孤塵子在慶州澧湖。
李青追蹤孤塵子四人幾十年,前些年,其一直徘徊于大越云慶兩州,后來似乎找不到博湖傳承,又去尋其他洞府,然后與另一批散修斗戰,損失兩人。
之后有一段時間,孤塵子、鹿三兩人不聞蹤跡。
今再聞之,兩人竟還起了內斗。
真是有趣。
回望過去信息,孤塵子除了在白蓮島呆了多年,倒未曾在一地停留兩年之久。
白蓮島位置已不算隱秘,知其位置的散修不少。
博湖傳承會不會在澧湖?
李青有一個猜想,但不急。
“任務完成的不錯。”李青進得功善堂內,與理事弟子確認了結果,烏風便可自行去結算獎勵。
出來時,烏風并未走,而繼續道:“李師叔,我手中還有一個大秘密。”
“你說。”李青饒有趣味道。
這些年,所謂大秘密,李青沒聽過一百,也有八十。
因他精通陣道,修士探尋到洞府時,常遇難纏陣法,總有人請他去破陣。
李青也就聽聽,一次未去過。
未經大量時間驗證安全的洞府,他不會去,且他每天忙于刻陣養魚,根本沒時間。
烏風環顧左右后,小聲道:“我在青州懷城之外,遇到一個傳承洞府,徒陣法解不開,想請師叔幫忙。”
李青笑笑,不多,踏劍而走。
一路飛至百越城,李青方停下,百越城禁飛,又一路走向春香樓。
前些日子涂靈小妾產子,今日特在春香樓請李青吃酒。
涂靈耄耋之年還得子,老當益壯。
從來都是李青請客,突被對方請一次,也頗新鮮。
“恭喜涂師兄喜得貴子。”李青送上一條三年份的鱸花魚,魚內聚靈陣早已卸去。
“李師弟客氣,這魚不簡單,怕不是師弟每日用中等靈米養的吧。”涂靈欣喜收魚。
“不值當什么。
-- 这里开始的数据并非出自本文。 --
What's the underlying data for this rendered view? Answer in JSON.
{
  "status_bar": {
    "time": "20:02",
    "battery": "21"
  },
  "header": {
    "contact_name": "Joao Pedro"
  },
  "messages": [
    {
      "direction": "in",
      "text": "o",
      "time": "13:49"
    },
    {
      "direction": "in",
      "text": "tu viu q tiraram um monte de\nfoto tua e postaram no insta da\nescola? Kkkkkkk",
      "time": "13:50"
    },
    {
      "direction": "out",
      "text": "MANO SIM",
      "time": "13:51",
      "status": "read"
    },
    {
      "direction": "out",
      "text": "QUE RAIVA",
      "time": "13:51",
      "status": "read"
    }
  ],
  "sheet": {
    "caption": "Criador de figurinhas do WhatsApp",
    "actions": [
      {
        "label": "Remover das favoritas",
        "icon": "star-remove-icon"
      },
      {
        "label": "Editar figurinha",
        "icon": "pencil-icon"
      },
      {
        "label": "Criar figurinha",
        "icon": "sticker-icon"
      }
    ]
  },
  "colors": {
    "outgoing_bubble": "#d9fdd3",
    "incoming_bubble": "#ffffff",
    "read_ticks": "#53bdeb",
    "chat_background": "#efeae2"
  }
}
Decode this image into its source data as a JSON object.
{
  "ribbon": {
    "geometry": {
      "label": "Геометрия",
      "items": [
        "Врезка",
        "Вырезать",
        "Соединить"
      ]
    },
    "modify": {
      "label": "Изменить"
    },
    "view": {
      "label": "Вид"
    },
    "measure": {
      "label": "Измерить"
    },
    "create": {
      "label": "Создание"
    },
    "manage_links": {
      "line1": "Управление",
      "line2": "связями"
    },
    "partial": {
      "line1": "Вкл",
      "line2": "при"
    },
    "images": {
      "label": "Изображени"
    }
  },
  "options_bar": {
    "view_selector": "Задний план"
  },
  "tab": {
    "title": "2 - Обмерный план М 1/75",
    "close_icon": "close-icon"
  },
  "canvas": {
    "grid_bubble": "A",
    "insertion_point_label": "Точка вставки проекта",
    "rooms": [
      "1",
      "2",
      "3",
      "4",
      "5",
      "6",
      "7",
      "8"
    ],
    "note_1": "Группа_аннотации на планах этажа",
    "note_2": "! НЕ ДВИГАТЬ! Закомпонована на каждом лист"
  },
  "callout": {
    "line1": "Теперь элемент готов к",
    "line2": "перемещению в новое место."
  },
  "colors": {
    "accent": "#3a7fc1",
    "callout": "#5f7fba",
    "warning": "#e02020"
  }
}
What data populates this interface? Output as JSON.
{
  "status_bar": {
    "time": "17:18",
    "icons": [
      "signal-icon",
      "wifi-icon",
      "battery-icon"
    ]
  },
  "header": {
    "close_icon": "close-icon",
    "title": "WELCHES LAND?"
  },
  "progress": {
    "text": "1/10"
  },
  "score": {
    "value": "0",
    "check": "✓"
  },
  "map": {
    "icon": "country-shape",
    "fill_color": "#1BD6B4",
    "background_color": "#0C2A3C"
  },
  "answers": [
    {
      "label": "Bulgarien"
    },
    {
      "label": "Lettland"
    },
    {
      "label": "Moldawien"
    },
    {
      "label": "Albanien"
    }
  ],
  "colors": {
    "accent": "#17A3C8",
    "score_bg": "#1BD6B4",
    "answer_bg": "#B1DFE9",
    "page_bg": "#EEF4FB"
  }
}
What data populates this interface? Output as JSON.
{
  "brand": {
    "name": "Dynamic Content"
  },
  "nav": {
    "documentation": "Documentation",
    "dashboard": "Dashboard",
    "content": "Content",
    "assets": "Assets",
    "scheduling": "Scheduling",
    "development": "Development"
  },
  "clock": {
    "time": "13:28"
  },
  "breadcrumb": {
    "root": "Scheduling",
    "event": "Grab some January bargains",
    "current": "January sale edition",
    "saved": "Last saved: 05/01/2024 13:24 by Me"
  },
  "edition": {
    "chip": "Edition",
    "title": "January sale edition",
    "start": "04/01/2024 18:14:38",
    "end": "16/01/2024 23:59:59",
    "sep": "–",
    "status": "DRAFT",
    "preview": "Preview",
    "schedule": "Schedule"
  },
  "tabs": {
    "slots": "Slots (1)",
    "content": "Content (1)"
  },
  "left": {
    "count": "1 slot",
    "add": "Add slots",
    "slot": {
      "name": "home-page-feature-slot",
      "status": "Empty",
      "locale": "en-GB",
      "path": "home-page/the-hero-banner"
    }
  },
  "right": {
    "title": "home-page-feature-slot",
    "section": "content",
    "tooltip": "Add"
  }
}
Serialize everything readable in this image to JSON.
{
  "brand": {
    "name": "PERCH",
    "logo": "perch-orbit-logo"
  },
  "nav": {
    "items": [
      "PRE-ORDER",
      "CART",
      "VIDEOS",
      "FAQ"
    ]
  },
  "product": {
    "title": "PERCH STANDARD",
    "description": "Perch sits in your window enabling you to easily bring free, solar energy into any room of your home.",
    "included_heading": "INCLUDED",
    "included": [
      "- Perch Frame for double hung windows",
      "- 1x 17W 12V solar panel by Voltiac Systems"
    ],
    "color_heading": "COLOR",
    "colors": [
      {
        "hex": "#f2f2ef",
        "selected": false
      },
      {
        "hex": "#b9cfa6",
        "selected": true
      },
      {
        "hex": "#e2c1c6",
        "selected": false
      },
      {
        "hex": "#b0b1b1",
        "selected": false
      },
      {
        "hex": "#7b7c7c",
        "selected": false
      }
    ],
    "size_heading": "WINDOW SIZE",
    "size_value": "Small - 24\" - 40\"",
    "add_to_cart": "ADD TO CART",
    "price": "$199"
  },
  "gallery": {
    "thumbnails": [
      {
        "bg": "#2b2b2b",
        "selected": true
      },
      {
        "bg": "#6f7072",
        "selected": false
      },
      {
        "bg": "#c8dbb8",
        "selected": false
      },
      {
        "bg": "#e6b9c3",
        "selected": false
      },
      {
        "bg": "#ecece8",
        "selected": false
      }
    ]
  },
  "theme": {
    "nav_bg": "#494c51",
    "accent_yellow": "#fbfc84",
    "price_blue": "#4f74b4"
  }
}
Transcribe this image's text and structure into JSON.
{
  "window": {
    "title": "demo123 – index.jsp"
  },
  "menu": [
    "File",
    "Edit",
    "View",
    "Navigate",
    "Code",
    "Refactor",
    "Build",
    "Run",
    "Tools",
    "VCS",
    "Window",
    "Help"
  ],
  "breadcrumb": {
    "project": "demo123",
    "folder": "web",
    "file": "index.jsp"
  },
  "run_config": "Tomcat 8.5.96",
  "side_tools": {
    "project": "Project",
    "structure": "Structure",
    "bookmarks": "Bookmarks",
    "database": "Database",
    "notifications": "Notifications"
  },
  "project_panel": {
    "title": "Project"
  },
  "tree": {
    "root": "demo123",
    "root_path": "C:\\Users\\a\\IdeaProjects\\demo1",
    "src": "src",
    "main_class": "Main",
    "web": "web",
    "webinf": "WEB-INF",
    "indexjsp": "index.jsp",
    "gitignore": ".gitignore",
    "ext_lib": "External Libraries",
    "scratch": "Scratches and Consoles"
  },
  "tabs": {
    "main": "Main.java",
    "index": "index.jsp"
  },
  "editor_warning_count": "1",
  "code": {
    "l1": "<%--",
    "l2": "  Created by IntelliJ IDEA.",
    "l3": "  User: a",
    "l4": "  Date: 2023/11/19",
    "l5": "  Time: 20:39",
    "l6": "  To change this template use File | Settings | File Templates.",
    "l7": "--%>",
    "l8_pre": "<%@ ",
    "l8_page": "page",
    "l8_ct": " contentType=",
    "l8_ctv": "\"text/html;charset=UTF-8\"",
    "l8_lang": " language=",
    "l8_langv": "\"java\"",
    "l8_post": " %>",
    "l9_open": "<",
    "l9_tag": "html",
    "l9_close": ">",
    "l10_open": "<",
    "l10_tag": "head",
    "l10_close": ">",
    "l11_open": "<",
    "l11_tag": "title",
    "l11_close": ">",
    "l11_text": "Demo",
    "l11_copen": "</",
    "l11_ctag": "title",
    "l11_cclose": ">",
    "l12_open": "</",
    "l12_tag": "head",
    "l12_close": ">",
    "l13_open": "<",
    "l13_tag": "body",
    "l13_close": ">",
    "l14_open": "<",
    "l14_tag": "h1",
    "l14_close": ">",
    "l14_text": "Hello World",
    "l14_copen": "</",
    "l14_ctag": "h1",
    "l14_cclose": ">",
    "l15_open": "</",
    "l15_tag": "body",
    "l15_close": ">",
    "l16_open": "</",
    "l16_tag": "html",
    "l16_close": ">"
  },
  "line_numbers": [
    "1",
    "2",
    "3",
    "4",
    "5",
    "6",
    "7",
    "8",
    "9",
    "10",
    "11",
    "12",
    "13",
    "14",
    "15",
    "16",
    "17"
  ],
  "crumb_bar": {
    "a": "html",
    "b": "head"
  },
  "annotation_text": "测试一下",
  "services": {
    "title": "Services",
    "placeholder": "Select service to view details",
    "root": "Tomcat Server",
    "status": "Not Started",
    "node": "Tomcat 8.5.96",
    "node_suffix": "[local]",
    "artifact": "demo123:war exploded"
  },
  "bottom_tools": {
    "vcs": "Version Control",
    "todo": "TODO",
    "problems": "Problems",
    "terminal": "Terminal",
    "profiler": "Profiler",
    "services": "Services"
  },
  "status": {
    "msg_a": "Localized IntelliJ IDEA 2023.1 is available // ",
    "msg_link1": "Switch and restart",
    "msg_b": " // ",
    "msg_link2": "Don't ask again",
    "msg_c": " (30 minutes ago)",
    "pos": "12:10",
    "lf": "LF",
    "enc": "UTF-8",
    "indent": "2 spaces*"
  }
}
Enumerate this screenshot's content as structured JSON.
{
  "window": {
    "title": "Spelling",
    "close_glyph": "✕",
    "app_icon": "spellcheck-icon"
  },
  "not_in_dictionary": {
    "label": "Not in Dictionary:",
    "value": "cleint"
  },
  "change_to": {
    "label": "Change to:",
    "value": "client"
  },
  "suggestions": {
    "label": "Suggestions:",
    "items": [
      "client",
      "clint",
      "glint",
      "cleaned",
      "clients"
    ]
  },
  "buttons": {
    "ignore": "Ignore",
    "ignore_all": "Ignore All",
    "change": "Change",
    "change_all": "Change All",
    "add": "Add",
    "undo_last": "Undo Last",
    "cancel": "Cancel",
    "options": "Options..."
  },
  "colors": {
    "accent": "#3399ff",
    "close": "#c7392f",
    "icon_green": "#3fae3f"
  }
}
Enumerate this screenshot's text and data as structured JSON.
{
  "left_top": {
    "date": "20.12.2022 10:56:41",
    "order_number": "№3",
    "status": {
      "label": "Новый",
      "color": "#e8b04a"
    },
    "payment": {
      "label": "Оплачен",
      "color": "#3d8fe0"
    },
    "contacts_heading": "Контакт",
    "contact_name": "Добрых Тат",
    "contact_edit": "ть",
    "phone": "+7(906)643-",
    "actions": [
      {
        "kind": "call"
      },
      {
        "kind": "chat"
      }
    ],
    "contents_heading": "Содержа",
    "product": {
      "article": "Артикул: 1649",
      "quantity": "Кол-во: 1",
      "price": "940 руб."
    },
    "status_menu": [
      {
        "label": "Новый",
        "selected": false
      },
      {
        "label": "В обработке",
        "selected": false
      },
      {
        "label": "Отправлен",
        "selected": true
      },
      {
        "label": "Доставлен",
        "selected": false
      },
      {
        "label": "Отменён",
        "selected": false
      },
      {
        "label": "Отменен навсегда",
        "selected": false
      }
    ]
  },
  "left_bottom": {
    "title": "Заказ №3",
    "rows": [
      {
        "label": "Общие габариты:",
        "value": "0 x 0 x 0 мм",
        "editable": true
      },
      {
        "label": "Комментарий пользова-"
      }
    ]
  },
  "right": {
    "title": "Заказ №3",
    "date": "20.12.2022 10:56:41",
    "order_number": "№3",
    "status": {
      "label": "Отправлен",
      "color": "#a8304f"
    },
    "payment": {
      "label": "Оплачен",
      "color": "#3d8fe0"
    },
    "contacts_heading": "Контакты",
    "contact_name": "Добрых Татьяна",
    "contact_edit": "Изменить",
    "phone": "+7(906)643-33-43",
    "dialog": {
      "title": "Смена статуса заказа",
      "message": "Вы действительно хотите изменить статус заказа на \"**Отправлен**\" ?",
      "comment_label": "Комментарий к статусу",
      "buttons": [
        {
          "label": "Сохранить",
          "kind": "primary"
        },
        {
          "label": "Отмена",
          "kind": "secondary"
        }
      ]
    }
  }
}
”
與會之人不止李青,還有器堂蕭久,執法堂明誠。
蕭久便是二十多前于李青合作賣百世追風袍的那位。
明誠則是執法堂水牢頭子,李青偶去水牢布陣,一來二去也就熟了。
水牢就立于百越大川靈湖底下。
“我說李師弟,大伙一個個妻妾成群,徒你一人單身,你說在宗外成了家,也未見一個后輩來尋你。”宴間,蕭久打趣道。
“我之家族修仙,在于一脈單傳,等我死了,自有后輩接我傳承。”李青隨意回,“種田雖好,但也不須爭這幾百年,以后種一樣來得及。”
“這也是個道理。”
蕭久點頭:“其實大家都不傻,家族種田,有仙成之可能,但一時半會種不出頭緒,如今不少家族精明過來,紛紛起黑手,強抓散修代替子孫種田,甚至強行給武道人士煉制假靈根種田,造成不少禍事。”
鳴誠沉聲道:“這是真事,有不少家族竊得五行聚靈陣和靈種,在宗外單開一小家之地,抓修士種黑田。”
“宗門屢禁不止,執法堂抓了不少此般家族族長,但也只罰靈米關水牢了事,于其不痛不癢,如今百越宗,承了不少罵名。”
宗門發展壯大,管理也愈難,總會出現各般事宜。
百越宗不強制修士種田,但種田家族積累一定勢力后,也會有所變通,隨便認個丫鬟為女,強抓個修士為婿,讓女婿種田,這算好的。
惡一些的,直接抓修士當奴隸用。
至于在宗外單開一地以惡法種黑田,屬于那等地位頗高的家族。
此外。
二十多年間,百越宗急速向外擴張,規模已今非昔比。